On Friday 25 September, Hairen Tan was awarded his PhD with distinction (cum laude) on new materials and light management schemes for producing high-efficiency thin-film silicon solar cells at the Faculty of Electrical Engineering at TU Delft.
The challenge for thin-film solar cells is that the absorber material is so thin that much light can be lost by passing through the material without being absorbed. By using photon management – light trapping – the optical thickness and light absorption of the solar cell is increased.
Light trapping means that light is travelling as long as possible in the absorber layer of the cell. Tan has developed and applied various innovative high performing light trapping techniques, such as plasmonics and modulated surface textures, that have resulted in record solar-to-electricity conversion efficiencies of the thin film silicon-based solar cells.
Plasmonics
Light trapping by plasmonic nanoparticles has the potential to outperform the conventional light trapping methods. Hairen Tan developed an easily up-scalable process which can be used to create nanoparticles with the ideal size, shape and surface. He integrated the silver nanoparticles at the back of the solar cell, guiding light back into the solar cell to generate more power. Hairen Tan demonstrated that the performance of thin-film solar cells with nanoparticles can be as good as – and potentially much better than – solar cells with conventional ways of light trapping.
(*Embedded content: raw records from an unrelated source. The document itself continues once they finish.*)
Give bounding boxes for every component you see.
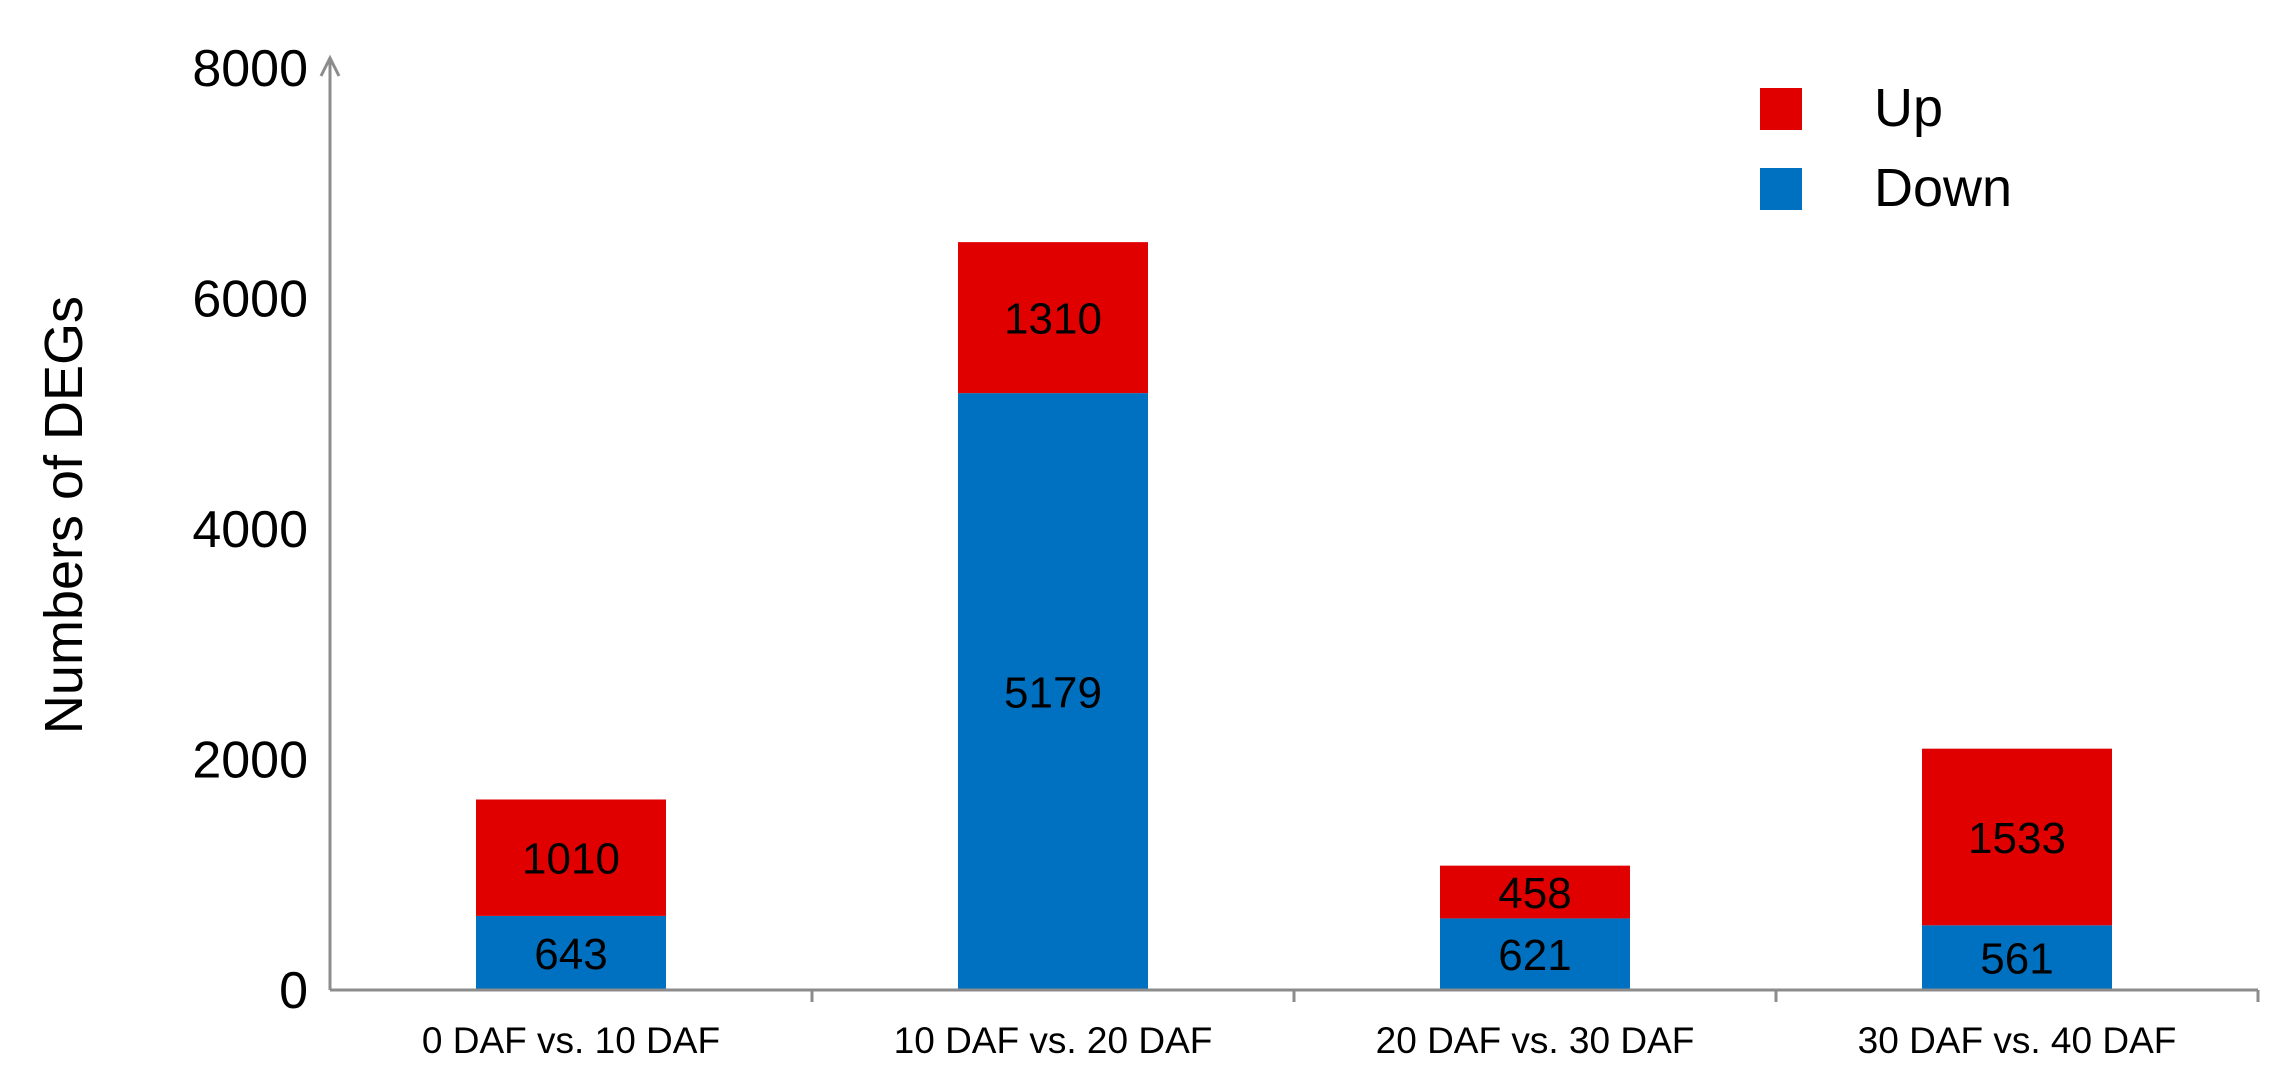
legend-label-up: Up [1874,78,1943,138]
data-label-up-0: 1010 [522,835,620,884]
bar-down-0 [476,915,666,990]
legend-swatch-up [1760,88,1802,130]
x-axis-category-labels: 0 DAF vs. 10 DAF 10 DAF vs. 20 DAF 20 DAF … [422,1020,2176,1061]
y-axis-title: Numbers of DEGs [34,296,94,734]
bar-up-3 [1922,748,2112,926]
x-category-label: 20 DAF vs. 30 DAF [1376,1020,1695,1061]
y-tick-label: 2000 [192,732,308,790]
legend-label-down: Down [1874,158,2012,218]
data-labels: 643 1010 5179 1310 621 458 561 1533 [522,295,2066,984]
bar-up-1 [958,242,1148,394]
data-label-down-3: 561 [1980,935,2053,984]
y-tick-label: 6000 [192,271,308,329]
bar-down-1 [958,393,1148,990]
axes [319,54,2260,1002]
data-label-down-0: 643 [534,930,607,979]
y-tick-label: 8000 [192,40,308,98]
data-label-down-1: 5179 [1004,669,1102,718]
x-category-label: 30 DAF vs. 40 DAF [1858,1020,2177,1061]
legend: Up Down [1760,78,2012,218]
bar-down-3 [1922,925,2112,990]
bar-up-2 [1440,865,1630,919]
y-tick-label: 4000 [192,501,308,559]
x-category-label: 0 DAF vs. 10 DAF [422,1020,720,1061]
data-label-up-2: 458 [1498,869,1571,918]
data-label-up-3: 1533 [1968,814,2066,863]
bars [476,242,2112,990]
bar-up-0 [476,799,666,916]
y-axis-arrow [319,54,341,77]
data-label-down-2: 621 [1498,931,1571,980]
y-tick-label: 0 [279,962,308,1020]
legend-swatch-down [1760,168,1802,210]
data-label-up-1: 1310 [1004,295,1102,344]
bar-down-2 [1440,918,1630,990]
x-category-label: 10 DAF vs. 20 DAF [894,1020,1213,1061]
y-axis-ticks: 0 2000 4000 6000 8000 [192,40,308,1020]
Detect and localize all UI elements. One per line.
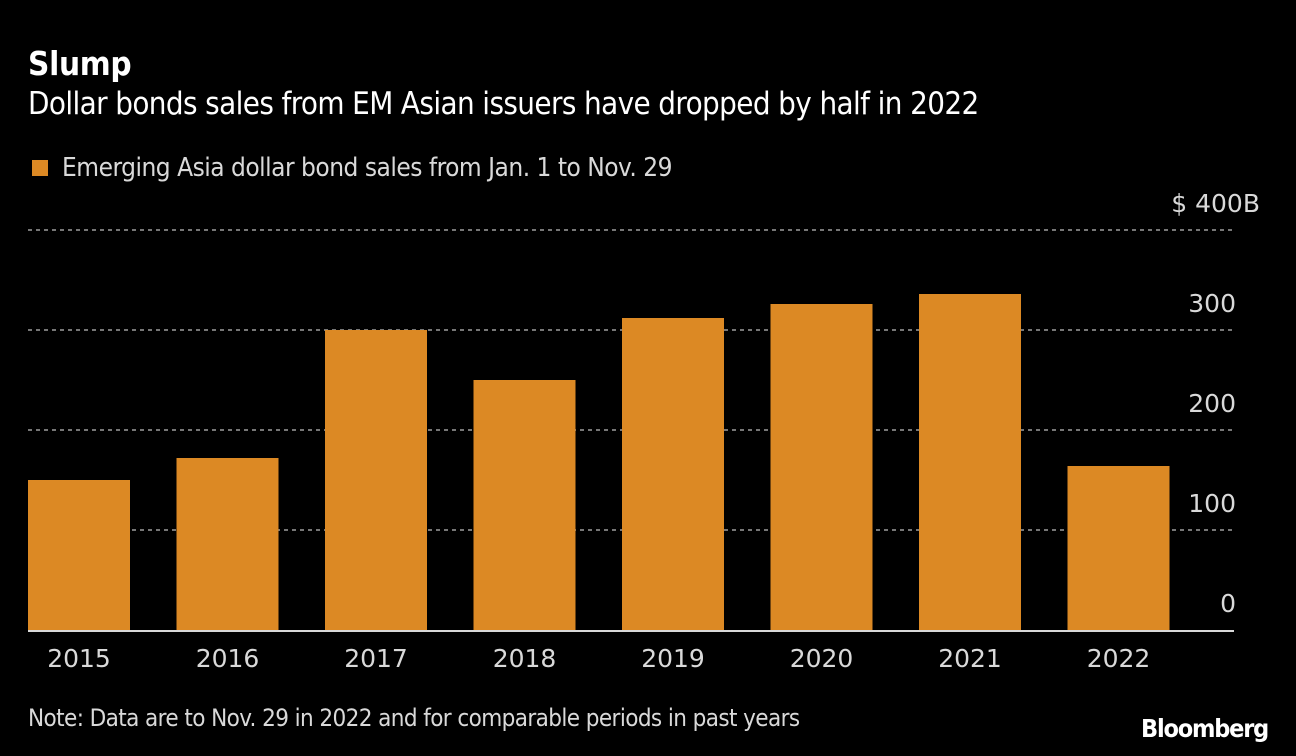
legend-swatch <box>32 160 48 176</box>
bar-2021 <box>919 294 1021 630</box>
bar-2022 <box>1067 466 1170 630</box>
bloomberg-logo: Bloomberg <box>1141 714 1269 743</box>
x-tick-label: 2016 <box>196 644 260 673</box>
x-axis-ticks: 2015 2016 2017 2018 2019 2020 2021 2022 <box>47 644 1150 673</box>
chart-subtitle: Dollar bonds sales from EM Asian issuers… <box>28 86 979 122</box>
bar-2018 <box>473 380 576 630</box>
bar-2017 <box>325 330 427 630</box>
legend-label: Emerging Asia dollar bond sales from Jan… <box>62 153 673 183</box>
x-tick-label: 2015 <box>47 644 111 673</box>
x-tick-label: 2020 <box>790 644 854 673</box>
y-tick-label: 200 <box>1188 389 1236 418</box>
x-tick-label: 2021 <box>938 644 1002 673</box>
legend: Emerging Asia dollar bond sales from Jan… <box>32 153 673 183</box>
x-tick-label: 2017 <box>344 644 408 673</box>
y-tick-label: 100 <box>1188 489 1236 518</box>
y-axis-ticks: 0 100 200 300 $ 400B <box>1171 189 1260 618</box>
chart-title: Slump <box>28 44 132 83</box>
footnote: Note: Data are to Nov. 29 in 2022 and fo… <box>28 704 800 732</box>
x-tick-label: 2018 <box>493 644 557 673</box>
y-tick-label: $ 400B <box>1171 189 1260 218</box>
bar-2019 <box>622 318 724 630</box>
bars <box>28 294 1170 630</box>
x-tick-label: 2022 <box>1087 644 1151 673</box>
x-tick-label: 2019 <box>641 644 705 673</box>
y-tick-label: 300 <box>1188 289 1236 318</box>
bar-2015 <box>28 480 130 630</box>
bar-2016 <box>176 458 279 630</box>
y-tick-label: 0 <box>1220 589 1236 618</box>
bar-2020 <box>770 304 873 630</box>
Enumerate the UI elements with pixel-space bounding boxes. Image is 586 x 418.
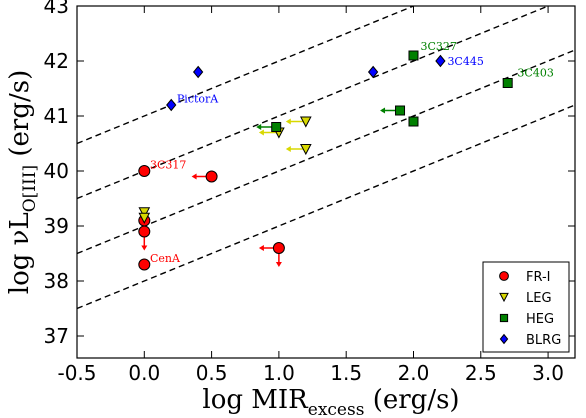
x-axis-title: log MIRexcess (erg/s) (202, 385, 459, 418)
dashed-line-1 (77, 6, 416, 145)
legend-marker-heg (499, 313, 509, 323)
legend-marker-blrg (499, 333, 509, 345)
legend-marker-fr-i (499, 271, 509, 281)
y-tick-label: 40 (44, 159, 69, 183)
x-tick-label: 2.0 (398, 361, 430, 385)
legend-box (482, 261, 570, 353)
blrg-point-4 (435, 54, 446, 68)
x-tick-label: 0.5 (196, 361, 228, 385)
y-tick-label: 37 (44, 324, 69, 348)
leg-point-1 (138, 207, 151, 219)
legend: FR-I LEG HEG BLRG (482, 261, 570, 353)
annotation-3c403: 3C403 (517, 66, 553, 79)
heg-point-5 (271, 122, 282, 132)
heg-point-3 (395, 105, 406, 116)
blrg-point-2 (166, 98, 177, 112)
annotation-3c317: 3C317 (150, 158, 186, 171)
leg-x-limit-arrow-5-head (285, 146, 291, 152)
y-tick-label: 42 (44, 49, 69, 73)
annotation-pictora: PictorA (177, 92, 219, 105)
fr-i-point-6 (272, 242, 285, 254)
heg-point-1 (408, 50, 419, 61)
y-axis-title: log νLO[III] (erg/s) (5, 70, 40, 294)
legend-label-leg: LEG (526, 291, 552, 306)
annotation-3c445: 3C445 (447, 55, 483, 68)
x-tick-label: 1.5 (330, 361, 362, 385)
x-tick-label: 3.0 (532, 361, 564, 385)
fr-i-y-limit-arrow-6-head (275, 262, 282, 267)
y-tick-label: 41 (44, 104, 69, 128)
x-tick-label: 0.0 (128, 361, 160, 385)
fr-i-point-1 (138, 165, 151, 177)
x-axis-title-subscript: excess (308, 400, 365, 418)
x-axis-title-main: log MIR (202, 385, 309, 415)
fr-i-point-4 (138, 225, 151, 238)
fr-i-x-limit-arrow-2-head (191, 173, 197, 180)
y-tick-label: 43 (44, 0, 69, 18)
annotation-cena: CenA (150, 252, 181, 265)
leg-x-limit-arrow-4-head (285, 118, 291, 125)
heg-x-limit-arrow-3-head (380, 107, 386, 114)
fr-i-point-5 (138, 258, 151, 271)
y-tick-label: 39 (44, 214, 69, 238)
y-axis-title-main: log νL (5, 212, 35, 294)
heg-point-4 (408, 116, 419, 127)
y-axis-title-subscript: O[III] (20, 165, 40, 212)
dashed-line-3 (77, 49, 575, 255)
annotation-3c327: 3C327 (421, 40, 457, 53)
blrg-point-1 (192, 65, 204, 79)
fr-i-y-limit-arrow-4-head (141, 245, 148, 251)
x-tick-label: 1.0 (263, 361, 295, 385)
fr-i-x-limit-arrow-6-head (258, 245, 264, 251)
heg-point-2 (502, 78, 513, 88)
legend-label-blrg: BLRG (526, 333, 561, 348)
legend-label-fr-i: FR-I (526, 270, 551, 285)
legend-label-heg: HEG (526, 312, 554, 327)
y-tick-label: 38 (44, 269, 69, 293)
x-axis-title-tail: (erg/s) (364, 385, 459, 415)
y-axis-title-tail: (erg/s) (5, 70, 35, 165)
axes: -0.5 0.0 0.5 1.0 1.5 2.0 2.5 3.0 37 38 39 40 41 42 43 l… (5, 0, 576, 418)
leg-point-4 (299, 116, 312, 128)
plot-frame (76, 5, 576, 359)
legend-marker-leg (499, 292, 509, 303)
leg-point-2 (138, 212, 151, 224)
x-tick-label: -0.5 (57, 361, 96, 385)
fr-i-point-2 (205, 170, 218, 183)
leg-x-limit-arrow-3-head (258, 129, 264, 136)
x-tick-label: 2.5 (465, 361, 497, 385)
plot-area: 3C317 CenA PictorA 3C327 3C445 3C403 (77, 6, 575, 310)
heg-x-limit-arrow-5-head (256, 124, 262, 130)
leg-point-5 (299, 144, 312, 156)
blrg-point-3 (367, 65, 379, 79)
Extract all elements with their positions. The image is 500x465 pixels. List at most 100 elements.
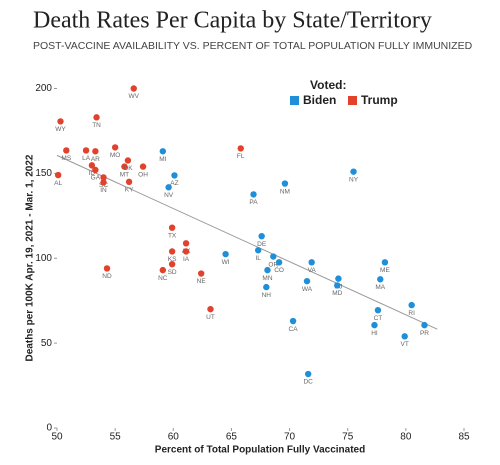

Modulated surface textures
Hairen Tan designed a novel surface morphology of a substrate for tandem solar cells in order to scatter and absorb light more efficiently in both sub-cells. In this modulated surface texture approach, Tan combined micrometre large surface features obtained by etching a glass substrate with nano-scale features of a transparent electrode deposited on the etched glass. A great advantage of this textured substrate in contrast to conventional textured substrates is, that it allows to deposit high-quality silicon films on top of it resulting in record performing solar cells.
Record multijunction solar cells
Tan cooperated with the EPFL PV Laboratory in Neuchatel, Switzerland, to apply the highly transparent modulated surface textured electrodes in thin-film silicon solar cells to minimize the optical losses outside the absorbers. A world record initial efficiency of 14.8% has been achieved in tandem thin-film silicon solar cells. Tan also collaborated with prof. Rene Janssen at Eindhoven University of Technology to make ultra-thin hybrid amorphous silicon and polymer multijunction solar cells. In this new concept, a record high efficiency of 13.2% was reached, which is higher than the best-performing all-polymer-based solar cells.
Sustainable Energy
Tan gained his PhD with honour on Friday 25 September for his thesis “Materials and Light Management for High-Efficiency Thin-Film Silicon Solar Cells”. He carried out his research in the Photovoltaic Materials and Devices group, supervised by prof. dr. Miro Zeman and dr. Arno Smets. Tan has been honoured the Young Researcher Award in 2014 on the 6th World Conference on Photovoltaic Energy Conversion in Kyoto, Japan, to credit his contribution to the development of high-efficiency thin-film silicon solar cells. In 2013 Tan received the Chinese Government Award for Outstanding Self-financed Students Abroad. He spent three months of during his PhD research at the PVLab of EPFL in Switzerland. His project was funded by the STW VIDI-grant of A. Smets.